Physicists use fields as abstractions to describe how a system affects its surroundings. The electric field of a charged object represents the force that it would exert on a charged particle. The field is stronger closer to the object because electrostatic force decreases as the distance between two charges increases. Magnetic fields are similarly defined, except they describe the force exerted on a moving charged particle.

The most basic ideas in electromagnetic theory are “a changing electric field generates a magnetic field” and “a changing magnetic field generates an electric field.” These principles are quantified by Maxwell’s equations, named for James Clerk Maxwell, the Scottish physicist and mathematician whose work in the 19th century established the discipline by revolutionizing how physicists conceived of light. Maxwell’s equations also cast previously known relationships — Coulomb’s law and the Biot-Savart law — into the language of fields.

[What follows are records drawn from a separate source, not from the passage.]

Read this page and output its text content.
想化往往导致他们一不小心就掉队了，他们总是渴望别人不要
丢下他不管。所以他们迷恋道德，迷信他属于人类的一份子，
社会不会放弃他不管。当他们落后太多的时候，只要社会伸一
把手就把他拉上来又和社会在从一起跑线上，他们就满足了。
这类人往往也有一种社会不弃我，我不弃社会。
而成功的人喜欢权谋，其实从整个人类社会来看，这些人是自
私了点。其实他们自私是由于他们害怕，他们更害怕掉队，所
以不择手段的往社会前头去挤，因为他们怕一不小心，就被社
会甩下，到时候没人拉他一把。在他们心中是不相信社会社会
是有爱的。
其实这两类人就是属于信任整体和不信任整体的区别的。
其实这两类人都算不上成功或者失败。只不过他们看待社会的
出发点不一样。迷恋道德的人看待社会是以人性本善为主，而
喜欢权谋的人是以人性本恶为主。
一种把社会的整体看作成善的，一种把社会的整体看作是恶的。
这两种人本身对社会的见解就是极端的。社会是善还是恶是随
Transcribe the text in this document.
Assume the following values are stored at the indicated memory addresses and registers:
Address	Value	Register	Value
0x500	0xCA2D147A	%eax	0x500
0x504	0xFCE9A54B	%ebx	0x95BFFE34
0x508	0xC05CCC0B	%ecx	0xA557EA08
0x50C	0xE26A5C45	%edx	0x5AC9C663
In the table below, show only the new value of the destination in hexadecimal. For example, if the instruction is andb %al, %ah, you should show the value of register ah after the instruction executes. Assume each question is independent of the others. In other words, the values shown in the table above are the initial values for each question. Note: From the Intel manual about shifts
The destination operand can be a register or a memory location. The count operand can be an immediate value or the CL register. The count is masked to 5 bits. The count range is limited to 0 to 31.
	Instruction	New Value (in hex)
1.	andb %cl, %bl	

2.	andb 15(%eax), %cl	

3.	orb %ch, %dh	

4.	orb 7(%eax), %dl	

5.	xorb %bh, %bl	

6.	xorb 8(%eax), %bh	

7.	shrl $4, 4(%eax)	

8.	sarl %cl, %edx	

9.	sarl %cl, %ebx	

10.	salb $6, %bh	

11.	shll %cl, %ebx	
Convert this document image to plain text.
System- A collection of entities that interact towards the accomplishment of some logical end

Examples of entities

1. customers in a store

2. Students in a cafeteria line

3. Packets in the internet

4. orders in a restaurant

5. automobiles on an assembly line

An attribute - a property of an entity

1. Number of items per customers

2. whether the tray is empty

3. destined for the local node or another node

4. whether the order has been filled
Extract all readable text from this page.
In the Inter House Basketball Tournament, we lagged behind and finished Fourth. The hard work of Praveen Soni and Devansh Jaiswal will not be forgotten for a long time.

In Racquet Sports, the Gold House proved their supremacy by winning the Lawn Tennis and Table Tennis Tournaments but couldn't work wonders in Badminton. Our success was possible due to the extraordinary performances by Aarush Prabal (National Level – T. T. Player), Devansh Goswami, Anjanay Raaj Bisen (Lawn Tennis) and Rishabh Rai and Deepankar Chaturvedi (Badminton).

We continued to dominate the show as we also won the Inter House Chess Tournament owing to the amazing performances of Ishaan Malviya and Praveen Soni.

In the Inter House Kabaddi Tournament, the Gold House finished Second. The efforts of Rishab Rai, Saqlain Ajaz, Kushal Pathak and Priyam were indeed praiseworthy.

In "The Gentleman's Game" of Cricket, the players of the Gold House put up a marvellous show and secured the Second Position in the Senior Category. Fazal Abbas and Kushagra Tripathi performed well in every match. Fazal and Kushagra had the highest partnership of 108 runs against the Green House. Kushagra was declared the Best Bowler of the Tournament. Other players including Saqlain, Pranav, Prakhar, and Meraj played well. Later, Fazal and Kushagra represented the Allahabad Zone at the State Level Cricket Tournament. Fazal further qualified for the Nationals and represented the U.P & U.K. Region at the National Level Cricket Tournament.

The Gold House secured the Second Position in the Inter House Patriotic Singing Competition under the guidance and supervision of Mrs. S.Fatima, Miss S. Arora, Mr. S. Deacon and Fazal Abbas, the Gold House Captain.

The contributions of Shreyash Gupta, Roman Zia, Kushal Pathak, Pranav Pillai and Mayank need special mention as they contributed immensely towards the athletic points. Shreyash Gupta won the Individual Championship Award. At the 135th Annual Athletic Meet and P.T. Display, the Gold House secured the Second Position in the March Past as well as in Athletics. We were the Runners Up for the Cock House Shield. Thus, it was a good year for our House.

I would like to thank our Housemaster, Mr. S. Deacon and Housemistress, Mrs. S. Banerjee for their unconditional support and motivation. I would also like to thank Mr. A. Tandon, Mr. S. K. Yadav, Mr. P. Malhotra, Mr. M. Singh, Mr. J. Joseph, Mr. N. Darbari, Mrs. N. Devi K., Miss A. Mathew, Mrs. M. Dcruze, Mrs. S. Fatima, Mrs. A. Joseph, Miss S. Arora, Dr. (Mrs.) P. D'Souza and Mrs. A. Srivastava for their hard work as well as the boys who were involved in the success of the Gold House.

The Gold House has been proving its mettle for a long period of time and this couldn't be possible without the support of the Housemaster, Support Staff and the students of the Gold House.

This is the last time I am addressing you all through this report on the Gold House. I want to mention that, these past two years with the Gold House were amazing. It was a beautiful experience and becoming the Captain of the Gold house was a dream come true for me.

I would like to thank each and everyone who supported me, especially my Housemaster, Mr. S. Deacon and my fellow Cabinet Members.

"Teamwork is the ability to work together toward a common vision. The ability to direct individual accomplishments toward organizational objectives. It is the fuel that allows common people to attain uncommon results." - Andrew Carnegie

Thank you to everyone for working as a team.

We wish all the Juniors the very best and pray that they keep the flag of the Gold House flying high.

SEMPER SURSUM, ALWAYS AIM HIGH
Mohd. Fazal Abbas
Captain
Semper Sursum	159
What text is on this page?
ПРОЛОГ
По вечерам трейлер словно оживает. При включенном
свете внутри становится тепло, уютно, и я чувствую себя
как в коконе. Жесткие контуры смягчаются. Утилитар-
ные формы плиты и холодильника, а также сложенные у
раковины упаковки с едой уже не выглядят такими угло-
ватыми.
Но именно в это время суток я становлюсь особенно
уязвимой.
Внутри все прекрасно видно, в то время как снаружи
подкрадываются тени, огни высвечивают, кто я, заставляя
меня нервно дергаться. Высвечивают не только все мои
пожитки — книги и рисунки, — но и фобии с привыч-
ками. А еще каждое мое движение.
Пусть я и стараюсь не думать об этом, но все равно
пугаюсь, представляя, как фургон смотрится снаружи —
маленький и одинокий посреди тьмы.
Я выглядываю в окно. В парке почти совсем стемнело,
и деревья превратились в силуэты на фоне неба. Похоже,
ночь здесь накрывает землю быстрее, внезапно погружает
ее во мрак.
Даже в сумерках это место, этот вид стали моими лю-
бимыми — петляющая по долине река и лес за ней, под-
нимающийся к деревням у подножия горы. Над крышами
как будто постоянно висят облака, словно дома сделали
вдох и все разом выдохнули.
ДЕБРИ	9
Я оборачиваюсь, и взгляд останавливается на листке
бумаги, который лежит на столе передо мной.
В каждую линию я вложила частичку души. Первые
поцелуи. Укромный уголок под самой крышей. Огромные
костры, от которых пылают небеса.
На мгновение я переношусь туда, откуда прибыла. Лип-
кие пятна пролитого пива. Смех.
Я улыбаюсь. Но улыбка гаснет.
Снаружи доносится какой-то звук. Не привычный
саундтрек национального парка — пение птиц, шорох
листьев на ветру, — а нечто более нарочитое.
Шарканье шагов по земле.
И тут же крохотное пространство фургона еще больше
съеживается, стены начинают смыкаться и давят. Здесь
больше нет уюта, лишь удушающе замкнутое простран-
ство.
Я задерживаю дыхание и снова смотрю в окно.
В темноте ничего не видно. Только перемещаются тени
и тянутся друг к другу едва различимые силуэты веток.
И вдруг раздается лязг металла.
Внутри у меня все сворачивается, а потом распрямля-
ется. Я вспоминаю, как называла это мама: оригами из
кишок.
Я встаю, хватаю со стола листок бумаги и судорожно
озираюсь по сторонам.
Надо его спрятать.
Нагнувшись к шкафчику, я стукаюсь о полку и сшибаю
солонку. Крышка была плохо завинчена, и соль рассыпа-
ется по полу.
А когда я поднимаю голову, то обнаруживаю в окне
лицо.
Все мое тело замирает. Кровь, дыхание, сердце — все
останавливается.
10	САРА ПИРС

A charged particle generates a magnetic field as it moves, but the magnetic field is perpendicular to the motion of the particle. Furthermore, the effect this magnetic field has on a second moving charge is perpendicular to both the field and the motion of the second charge. These two facts cause even basic problems in electromagnetism to require complex, three-dimensional reasoning. Historically, the development of vectors in mathematics and science owes much of its progress to the work of physicists trying to abstract and simplify the use of electromagnetic theory.

In the 19th century, electromagnetic theory changed how physicists understood light. Newton had described light in terms of particles called corpuscles, but Maxwell claimed it was the manifestation of electric and magnetic fields that pushed each other through space. According to this conception, visible light, X-rays, radar, and many other phenomena are all inherently similar, each a combination of electric and magnetic fields varying at a different frequency. Scientists call the continuum of all such waves the electromagnetic spectrum.

The success of electromagnetic theory led to the collapse of the rest of Newtonian physics in the 20th century. Einstein realized that Maxwell’s theory required space and time to interdependent, different coordinates of a four-dimensional space-time. Moreover, Einstein’s theory of relativity showed that space was curved and the passage of time measured by one observer differed from that measured by another. These discoveries were all thoroughly incompatible with Newton’s theory of motion. Thus, the study of electromagnetism has, directly or indirectly, altered how physicists understand electricity, magnetism, light, space, time, and gravity.